Mobiele telefoons kunnen bijhouden wat we zeggen en schrijven, waar we heen gaan, wat we kopen en wat we op web zoeken. Maar ze worden nog steeds niet gebruikt om een van de grootste bedreigingen voor de volksgezondheid op te sporen: ongevallen veroorzaakt door bestuurders die worden afgeleid door de telefoons.
Ruim tien jaar later federaal En regeringen van staten Omdat we de gevaren die het gebruik van mobiele telefoons tijdens het autorijden met zich meebrachten aangrepen en wetten begonnen uit te vaardigen om dit te stoppen, bestaat er nog steeds geen definitieve database van het aantal ongevallen of dodelijke slachtoffers veroorzaakt door afleiding van mobiele telefoons. Veiligheidsexperts zeggen dat de huidige schattingen waarschijnlijk een verergerend probleem onderschatten.
Het ontbreken van duidelijke gegevens komt naarmate het aantal botsingen toeneemt. Volgens de Nationwide Freeway Site visitors Security Administration (NHTSA) zijn het aantal door de politie geregistreerde auto-ongelukken tussen 2020 en 2021 met 16 procent gestegen van 14.400 per dag naar 16.700 per dag. In 2021 bijna 43.000 Amerikanen kwamen om bij crashes, een report in 16 jaar.
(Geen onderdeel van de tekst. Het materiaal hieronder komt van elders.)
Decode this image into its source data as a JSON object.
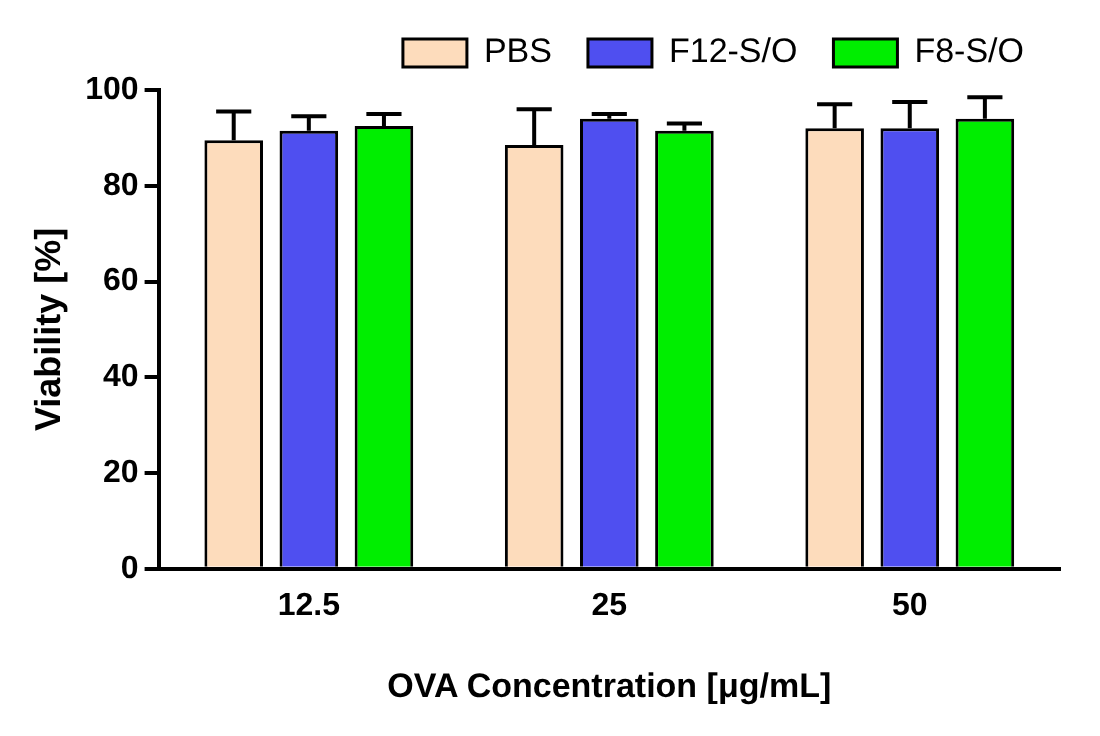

Volgens de verkeersdienst werd in 2021 bij slechts 377 dodelijke wrakken – iets minder dan 1 procent – melding gemaakt van een bestuurder die afgeleid was door zijn mobiele telefoon. Volgens de gegevens van de wegendienst was bij ongeveer 8 procent van de 2,5 miljoen niet-dodelijke ongevallen dat jaar een mobiele telefoon betrokken.
Maar deze cijfers omvatten niet alle afleiding van mobiele telefoons; hiertoe behoren uitsluitend ongevallen waarbij in het politierapport specifiek melding wordt gemaakt van dergelijke afleiding. Veiligheidsexperts zeggen dat het gebruik van mobiele telefoons in dergelijke rapporten vaak niet wordt genoemd, omdat het doorgaans afhankelijk is van een bestuurder om afleiding toe te geven, van een getuige om het te identificeren of, in nog zeldzamere gevallen, van het gebruik van mobiele telefoongegevens of ander telefoonforensisch onderzoek dat definitief afleiding aantoont.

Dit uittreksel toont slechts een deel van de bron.